/twitter_download

Download scripts for distributing twitter data.

Primary LanguagePythonMIT LicenseMIT

==================== Semeval Twitter data download script + user info

Update: Includes script to run user information. The download_tweets_user_api.py file is to be used to download the tweets and user information for SEMEVAL 2016: Sentiment Analysis in Twitter. If you are not interested in using user information, you can still use download_tweets_api.py, or exclude the "--user" option of this file. This file is an initial template for basic user information. The use of user information can be changed to include or exclude more user data. Feel free to manipulate this file to download additional user information if so desired (e.g. you can check if any of the other users in the dataset are friends)

Prerequisites:

Please read and follow the instructions below for download_tweets_api.py first using this script instead.

Usage:

python download_tweets_user_api.py --dist input.txt --output output.txt --user

Output Format:

*_semeval_tweets.txt: tweet id \t topic \t tweet text

*_semeval_userinfo.txt: tweet id \t user id \t follower count \t status count \t description \t friend count \t location \t language \t name \t time zone

==================== Semeval Twitter data download script (Original)
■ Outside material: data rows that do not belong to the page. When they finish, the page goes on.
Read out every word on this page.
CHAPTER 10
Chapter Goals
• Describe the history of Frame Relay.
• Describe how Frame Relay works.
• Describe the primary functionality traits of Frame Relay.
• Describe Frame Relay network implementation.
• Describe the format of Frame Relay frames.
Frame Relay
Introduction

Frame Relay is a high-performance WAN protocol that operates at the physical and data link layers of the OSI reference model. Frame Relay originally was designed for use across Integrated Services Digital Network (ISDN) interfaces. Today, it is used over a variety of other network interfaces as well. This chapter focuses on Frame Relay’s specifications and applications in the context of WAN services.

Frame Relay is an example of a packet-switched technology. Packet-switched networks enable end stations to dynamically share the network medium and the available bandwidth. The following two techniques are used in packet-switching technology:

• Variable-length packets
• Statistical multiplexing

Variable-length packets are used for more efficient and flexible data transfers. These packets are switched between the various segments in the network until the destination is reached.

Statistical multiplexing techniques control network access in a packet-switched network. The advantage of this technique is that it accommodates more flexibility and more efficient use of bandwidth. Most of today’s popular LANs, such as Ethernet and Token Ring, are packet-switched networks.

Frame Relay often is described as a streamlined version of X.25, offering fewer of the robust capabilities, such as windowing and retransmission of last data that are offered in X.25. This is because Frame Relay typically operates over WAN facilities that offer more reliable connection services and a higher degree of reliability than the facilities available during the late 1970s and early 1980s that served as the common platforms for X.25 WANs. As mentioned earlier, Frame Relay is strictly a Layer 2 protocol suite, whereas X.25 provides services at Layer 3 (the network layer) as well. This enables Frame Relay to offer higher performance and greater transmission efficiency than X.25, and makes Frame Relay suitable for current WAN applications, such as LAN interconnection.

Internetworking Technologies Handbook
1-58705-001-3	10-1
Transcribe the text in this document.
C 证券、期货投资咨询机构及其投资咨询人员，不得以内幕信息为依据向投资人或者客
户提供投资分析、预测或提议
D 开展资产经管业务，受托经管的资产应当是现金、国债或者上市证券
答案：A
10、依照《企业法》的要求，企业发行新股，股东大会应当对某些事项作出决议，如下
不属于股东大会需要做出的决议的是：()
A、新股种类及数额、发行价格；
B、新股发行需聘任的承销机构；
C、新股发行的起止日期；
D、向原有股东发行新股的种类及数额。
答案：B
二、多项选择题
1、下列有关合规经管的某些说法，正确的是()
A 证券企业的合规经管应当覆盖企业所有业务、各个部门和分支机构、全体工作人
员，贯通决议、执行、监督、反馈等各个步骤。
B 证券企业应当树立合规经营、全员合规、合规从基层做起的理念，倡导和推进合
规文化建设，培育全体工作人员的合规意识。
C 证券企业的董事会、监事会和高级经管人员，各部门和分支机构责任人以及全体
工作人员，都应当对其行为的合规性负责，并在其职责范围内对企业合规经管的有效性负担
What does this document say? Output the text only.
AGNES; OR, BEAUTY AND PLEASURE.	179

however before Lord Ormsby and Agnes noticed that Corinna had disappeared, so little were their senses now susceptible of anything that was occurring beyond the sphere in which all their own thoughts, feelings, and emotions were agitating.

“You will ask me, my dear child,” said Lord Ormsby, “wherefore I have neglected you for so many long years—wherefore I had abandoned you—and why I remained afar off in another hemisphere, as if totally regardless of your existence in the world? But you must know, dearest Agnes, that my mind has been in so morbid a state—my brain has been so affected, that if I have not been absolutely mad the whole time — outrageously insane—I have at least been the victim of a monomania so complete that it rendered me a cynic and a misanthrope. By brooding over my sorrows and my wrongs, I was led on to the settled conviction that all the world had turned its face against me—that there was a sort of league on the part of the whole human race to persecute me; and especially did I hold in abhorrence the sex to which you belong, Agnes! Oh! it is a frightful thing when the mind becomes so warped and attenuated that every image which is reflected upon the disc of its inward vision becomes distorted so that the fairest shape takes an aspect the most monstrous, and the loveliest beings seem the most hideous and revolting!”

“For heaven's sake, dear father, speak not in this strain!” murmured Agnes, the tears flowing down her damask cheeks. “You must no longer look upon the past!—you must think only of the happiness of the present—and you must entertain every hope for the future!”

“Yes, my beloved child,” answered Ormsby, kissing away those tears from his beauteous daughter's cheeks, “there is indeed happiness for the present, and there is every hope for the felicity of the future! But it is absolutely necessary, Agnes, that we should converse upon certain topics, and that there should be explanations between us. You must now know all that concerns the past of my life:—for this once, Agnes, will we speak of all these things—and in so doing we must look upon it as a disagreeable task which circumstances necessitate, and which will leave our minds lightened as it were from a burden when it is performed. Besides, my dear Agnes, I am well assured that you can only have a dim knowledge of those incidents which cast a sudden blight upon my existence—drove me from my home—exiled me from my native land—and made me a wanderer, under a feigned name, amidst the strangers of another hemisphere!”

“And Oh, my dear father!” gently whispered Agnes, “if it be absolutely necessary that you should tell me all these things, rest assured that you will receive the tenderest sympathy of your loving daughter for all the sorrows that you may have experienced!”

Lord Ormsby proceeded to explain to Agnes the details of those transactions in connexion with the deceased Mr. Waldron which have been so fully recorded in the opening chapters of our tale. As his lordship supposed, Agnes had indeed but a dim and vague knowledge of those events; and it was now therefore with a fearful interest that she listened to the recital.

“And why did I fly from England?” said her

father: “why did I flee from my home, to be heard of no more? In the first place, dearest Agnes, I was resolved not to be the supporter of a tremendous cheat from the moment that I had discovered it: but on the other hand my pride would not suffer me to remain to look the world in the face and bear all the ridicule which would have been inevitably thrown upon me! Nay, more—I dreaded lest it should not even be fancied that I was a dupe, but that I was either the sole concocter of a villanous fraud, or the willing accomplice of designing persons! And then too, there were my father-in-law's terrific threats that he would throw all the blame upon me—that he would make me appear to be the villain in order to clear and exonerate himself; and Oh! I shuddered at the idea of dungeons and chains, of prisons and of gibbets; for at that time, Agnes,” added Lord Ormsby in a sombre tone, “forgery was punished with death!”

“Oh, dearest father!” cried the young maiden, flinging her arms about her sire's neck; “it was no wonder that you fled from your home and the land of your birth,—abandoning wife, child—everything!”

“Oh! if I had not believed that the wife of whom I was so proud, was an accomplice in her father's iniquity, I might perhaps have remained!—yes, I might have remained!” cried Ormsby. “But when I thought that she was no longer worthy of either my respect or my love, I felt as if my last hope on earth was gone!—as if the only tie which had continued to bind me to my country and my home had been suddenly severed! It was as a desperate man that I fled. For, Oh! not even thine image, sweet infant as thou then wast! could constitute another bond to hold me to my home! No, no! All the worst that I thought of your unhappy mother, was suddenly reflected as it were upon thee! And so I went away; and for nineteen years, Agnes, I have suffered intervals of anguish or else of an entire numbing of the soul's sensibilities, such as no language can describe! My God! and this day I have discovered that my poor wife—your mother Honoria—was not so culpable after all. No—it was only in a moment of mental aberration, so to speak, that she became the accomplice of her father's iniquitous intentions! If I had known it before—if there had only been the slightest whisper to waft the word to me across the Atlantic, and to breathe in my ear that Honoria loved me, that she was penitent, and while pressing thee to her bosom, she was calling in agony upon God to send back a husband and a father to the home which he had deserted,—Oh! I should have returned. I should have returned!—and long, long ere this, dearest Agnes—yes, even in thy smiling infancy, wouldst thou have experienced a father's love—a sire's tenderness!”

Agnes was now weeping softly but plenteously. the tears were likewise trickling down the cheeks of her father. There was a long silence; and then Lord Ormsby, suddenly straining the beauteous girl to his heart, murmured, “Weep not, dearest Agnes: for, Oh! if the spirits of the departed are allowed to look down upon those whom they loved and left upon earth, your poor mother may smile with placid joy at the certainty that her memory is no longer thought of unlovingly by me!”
For downloading tweets distributed using IDs to protect privacy. Uses the format of the Semeval Twitter sentiment analysis dataset

Prerequisites:

sixohsix/twitter

easy_install twitter

Usage:

The first time you run this, it should open up a web browser, have you log into twitter, and show a PIN number for you to enter into a prompt generated by the script.

  1. Login to Twitter with your user name in your default browser.
  2. Run the script like this to download your credentials: python download_tweets_api.py --dist=tweeti-a.dist.tsv
  3. Download tweets like so:
python download_tweets_api.py --dist=tweeti-a.dist.tsv --output=downloaded.tsv

-Note that it takes about 18 hours to download the Semeval sentiment analysis training dataset.

Restarting after a partial download:

In case the script hangs in the middle of the download for whatever reason, use the --partial argument to specify the file containing partially downloaded results.
This way you won't have to start from scratch again:

python download_tweets_api.py --dist=tweeti-a.dist.tsv --partial=downloaded.tsv --output=downloaded2.tsv

Task A Mention Test Script

To print out the mentions and annotations from task A you can use the testIndices.py script like so:

python testIndices.py downloaded.tsv

This just prints out the mentions with sentiment annotations for easier inspection.

Notes:

  • You may need to manually change the link that is printed out for authorization to use https:// instead of http://
  • The time on your computer needs to be set accurately. Thanks to Canberk for noting this on the email list.